Haben Sie ein Hobby oder eine Leidenschaft, von der niemand weiss?
Sport ist sehr, sehr wichtig für mich, ich fahre leidenschaftlich gerne Ski. Während meiner Jugend war ich Mitglied der Judo-Junioren-Nationalmannschaft Deutschlands und habe ein Sportgymnasium besucht. Das hat mich zum Gewinner erzogen, mit Mittelmass kann ich bis heute nichts anfangen.
Sind Sie tätowiert?
Nein, aber ich wüsste, was ich mir tätowieren lassen würde. Nur weiss ich nicht, wo ich das Sujet haben möchte.
Welcher Kollege macht Ihnen Eindruck, bei wem möchten Sie unbedingt einmal essen?
Ich will niemanden herausheben, wichtig sind mir Restaurants, wo der Koch noch selber kocht.
Wenn Sie noch ein letztes Mahl bestellen dürften, was wäre das?
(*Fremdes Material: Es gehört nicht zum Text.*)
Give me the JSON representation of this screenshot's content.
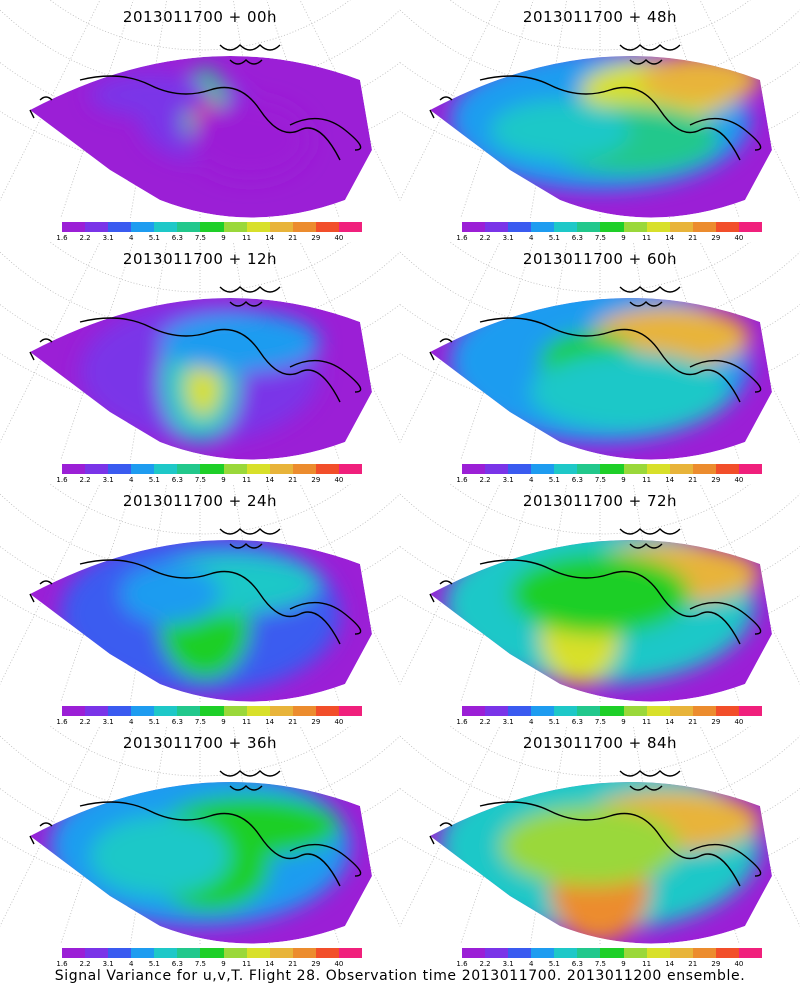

Ein Stammgast von mir hatte Krebs im Endstadium und kam bis zu seinem Tod immer wieder mit Freunden zu uns. Er hat jedesmal Spanferkelhaxe bestellt. Ich könnte mich nicht so auf ein Gericht festlegen, weil die Saison für mich extrem wichtig ist. Je nach Jahreszeit würde ich Morcheln, Spargeln, Steinpilze, Rhabarber oder Erdbeeren bestellen.
>> Jörg Slaschek, 54, führt seit dem Jahr 2000 das «Attisholz» in Riedholz SO. Der gebürtige Bayer ist in Bad Tölz aufgewachsen als Sohn von Sudetendeutschen, die einen einfachen Gasthof mit 20 Zimmern führten. Slaschek ist gelernter Metzger und Koch. Während seiner Lehre im Grandhotel Continental in München half er immer wieder in der «Aubergine» von Eckart Witzigmann aus, dem ersten 3-Sterne-Restaurant Deuschlands. Seine Karriere führte Slaschek später in Alfons Schubecks berühmtes «Kurhausstüberl» in Waging am See, in den «Königshof» in München, das «Regina» Grindelwald, «Le Grand Chalet» in Gstaad oder in die «Krone», Bätterkinden.